Drainage is especially important to Xuhui, Luwan and Jing’an, three of Shanghai’s downtown districts, because the districts are home to many high-end residential complexes, municipal administrative buildings, foreign general consulates, bustling shopping centres and Grade-A office buildings.
“It is a nuisance to have to wade through knee-deep sewage in the streets after a heavy storm,” says one local inhabitant of Xuhui District. And many drivers, white-collar workers, public servants and foreign visitors have found themselves with drenched shoes, trousers, furniture and even bedding, if they happened to live on the ground floor.
One American businessman whose office is on Huaihai Road (one of the most famous shopping streets in the city) recalls taxis driving “as fast as they could through the muddy water on the streets, without caring about splashing dirt on pedestrians on the pavement.”.

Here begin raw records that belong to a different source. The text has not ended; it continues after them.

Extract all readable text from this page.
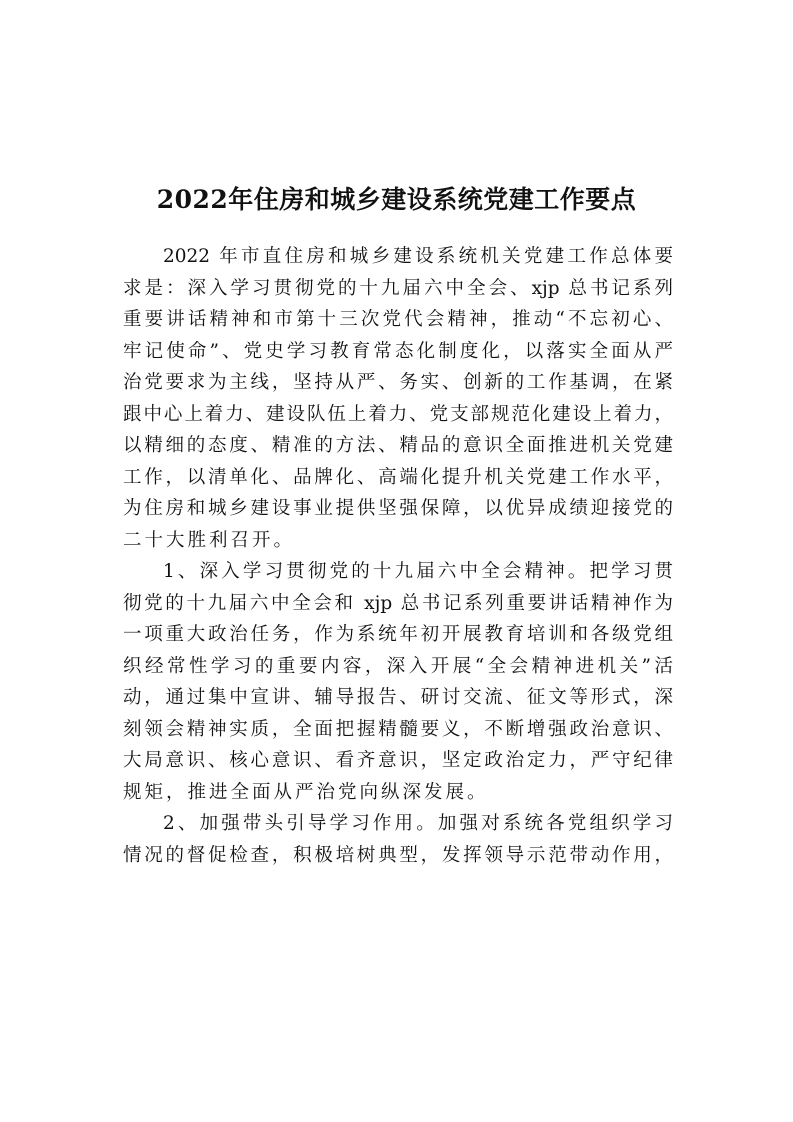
2022年住房和城乡建设系统党建工作要点
2022 年市直住房和城乡建设系统机关党建工作总体要
求是：深入学习贯彻党的十九届六中全会、xjp 总书记系列
重要讲话精神和市第十三次党代会精神，推动“不忘初心、
牢记使命”、党史学习教育常态化制度化，以落实全面从严
治党要求为主线，坚持从严、务实、创新的工作基调，在紧
跟中心上着力、建设队伍上着力、党支部规范化建设上着力，
以精细的态度、精准的方法、精品的意识全面推进机关党建
工作，以清单化、品牌化、高端化提升机关党建工作水平，
为住房和城乡建设事业提供坚强保障，以优异成绩迎接党的
二十大胜利召开。
1、深入学习贯彻党的十九届六中全会精神。把学习贯
彻党的十九届六中全会和 xjp 总书记系列重要讲话精神作为
一项重大政治任务，作为系统年初开展教育培训和各级党组
织经常性学习的重要内容，深入开展“全会精神进机关”活
动，通过集中宣讲、辅导报告、研讨交流、征文等形式，深
刻领会精神实质，全面把握精髓要义，不断增强政治意识、
大局意识、核心意识、看齐意识，坚定政治定力，严守纪律
规矩，推进全面从严治党向纵深发展。
2、加强带头引导学习作用。加强对系统各党组织学习
情况的督促检查，积极培树典型，发挥领导示范带动作用，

Zhaojiabang, which means Zhaojia River in Chinese, used to be a river. On its south side lay mostly farmland; on the north side was an industrialized zone created in the first half of the 20th century. Over the years, as rain, sewage and garbage were discharged into the river, it developed an extremely bad smell.
To improve the situation, in the mid-20th century the municipal government invested huge amounts to fill the river and build a road under which drainage pipes were buried. The Zhaojiabang Pump Station was built near Zhaojiabang Road and Ruijin Nanlu in 1956.

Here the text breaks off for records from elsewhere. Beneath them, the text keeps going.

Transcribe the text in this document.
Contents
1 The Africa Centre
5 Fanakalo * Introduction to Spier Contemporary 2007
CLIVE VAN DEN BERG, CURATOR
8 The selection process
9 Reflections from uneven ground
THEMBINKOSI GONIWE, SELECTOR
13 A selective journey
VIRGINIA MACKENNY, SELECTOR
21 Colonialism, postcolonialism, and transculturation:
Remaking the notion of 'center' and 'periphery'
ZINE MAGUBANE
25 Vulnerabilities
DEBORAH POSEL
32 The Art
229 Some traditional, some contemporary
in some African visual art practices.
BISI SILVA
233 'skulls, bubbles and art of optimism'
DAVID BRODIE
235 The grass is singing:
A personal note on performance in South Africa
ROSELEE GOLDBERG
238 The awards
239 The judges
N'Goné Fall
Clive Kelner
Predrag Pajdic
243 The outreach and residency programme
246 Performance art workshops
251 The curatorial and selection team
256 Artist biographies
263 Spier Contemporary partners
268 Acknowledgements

At the time it was built the Zhaojiabang Pump Station was the largest of its kind in the city. However, with the sharp growth in population and construction activities resulting from the rapid development of the city, the drainage system became increasingly inadequate.
According to a report from the Shanghai Urban Construction Design & Research Institute, which designed the project, the old Zhaojiabang drainage facilities failed to meet the environmental and social requirements of the region.
Meanwhile, the downtown flooding damaged the city’s image as a metropolitan and commercial centre. It was crucial to renovate the drainage system in order to keep pace with the changing era, said the report.
In 2000, the municipal government decided to replace the old Zhaojiabang Pump Station with a new one near the crossing of Zhaofeng Road and Zhongshan Nanlu on the west side of the newly completed landmark Lupu Bridge over the Huangpu River. The pump station project, with a total investment of 336 million yuan (USD 40.6 million), won strong support from the districts involved, as well as from the government.
The new site, covering an area of 6,000 square metres, is about two kilo-metres from the old site. “With a service area of 7.4 square kilometres, the new station can now handle the rain, which has recently been the heaviest it’s been in a century, according to Shanghai’s records, without leaving long-term seepage on the streets or flooding in the households,” says Yu Zhan, deputy chief engineer of the Shanghai Environment Protection Complete Engineering Co Ltd, the contracted builder for the project.
Compared with the old, soon-to-be-abandoned Zhaojiabang Pump Station, which had a total flow of 15 cubic metres per second, the new station has nine rainwater pumps with a total flow capacity of 28.7 cubic metres per second and four sewage pumps with a total flow of 4.54 cubic metres per second.
The tender process for the Zhaojiabang Pump Station project began at the end of 2001, and attracted eight bidders, with Yu’s company the winner. “Three international pump suppliers fought to be part of the contract, and ITT was finally chosen,” Yu says. “Even though its prices were never the lowest, the products are really reliable.”
The new Zhaojiabang Pump Station successfully passed debugging in June 2004 and completed a satisfactory trial operation last summer. It has now passed the primary quality examination by the end user and is to be put into full operation in 2005, guaranteeing that all the local residents will have a clean summer. If it is successful, as expected by the parties involved in the project, the final hand-over will take place in a year, according to Chinese regulations.